BBWF Day One: Rain of Toads

Tuesday, July 29th, 2008

Well, not quite. But it rained hard in Byron on Friday, so hard that the festival site got flooded and the entire day had to be cancelled! Some of the evening events were still held in town, and the ABC Radio sessions were moved from their tent into the restaurant, but the rest of the panels and In Conversations were unfortunately called off.

And it was freezing! Dark, pouring with rain, and all around a very disappointing day.
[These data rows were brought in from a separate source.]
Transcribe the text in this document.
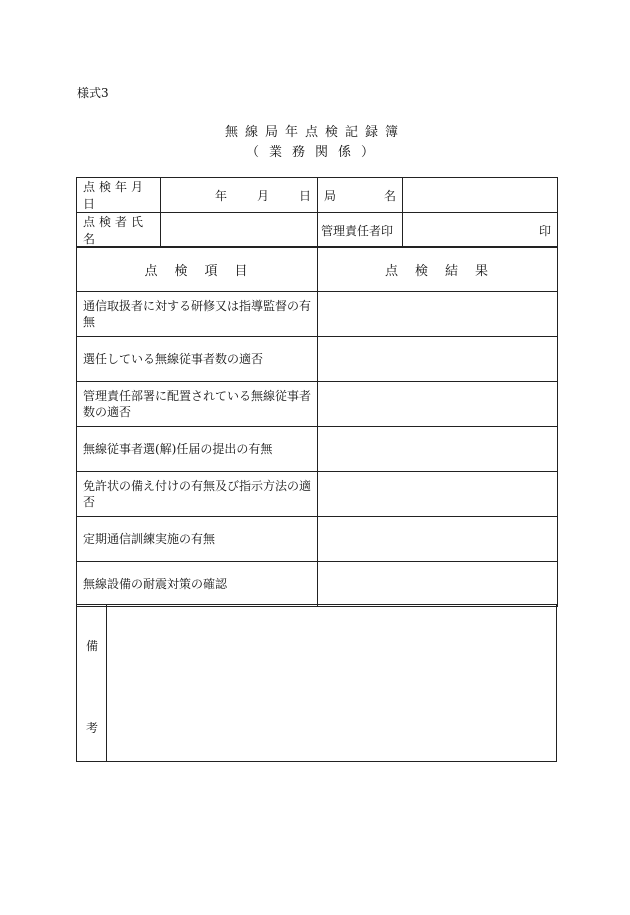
様式3
無線局年点検記録簿
（業務関係）
点検年月日	年 月 日	局 名	

点検者氏名		管理責任者印	印
点　検　項　目	点　検　結　果
通信取扱者に対する研修又は指導監督の有無	
選任している無線従事者数の適否	
管理責任部署に配置されている無線従事者数の適否	
無線従事者選(解)任届の提出の有無	
免許状の備え付けの有無及び指示方法の適否	
定期通信訓練実施の有無	
無線設備の耐震対策の確認	
備
考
I know some people have called Northern Rivers Writers Centre asking for refunds for their missing day, and were probably fairly frustrated when they were told they couldn’t have one. But I spoke to one of the festival coordinators later on, and she told me all their funds - ticket sales, sponsorship - are funnelled straight into the festival infrastructure, and if they refunded everything, the festival would cease to exist. As it is, most of their guests and panellists don’t get fees for their appearences. A lot of non-profit organisations operate this way; budgets are tight, and they simply don’t have the financial padding to refund tickets if you change your mind or something happens to disrupt a planned event. So perhaps it’s best to consider Friday’s ticket price a donation to ensure next year’s festival, and leave it that?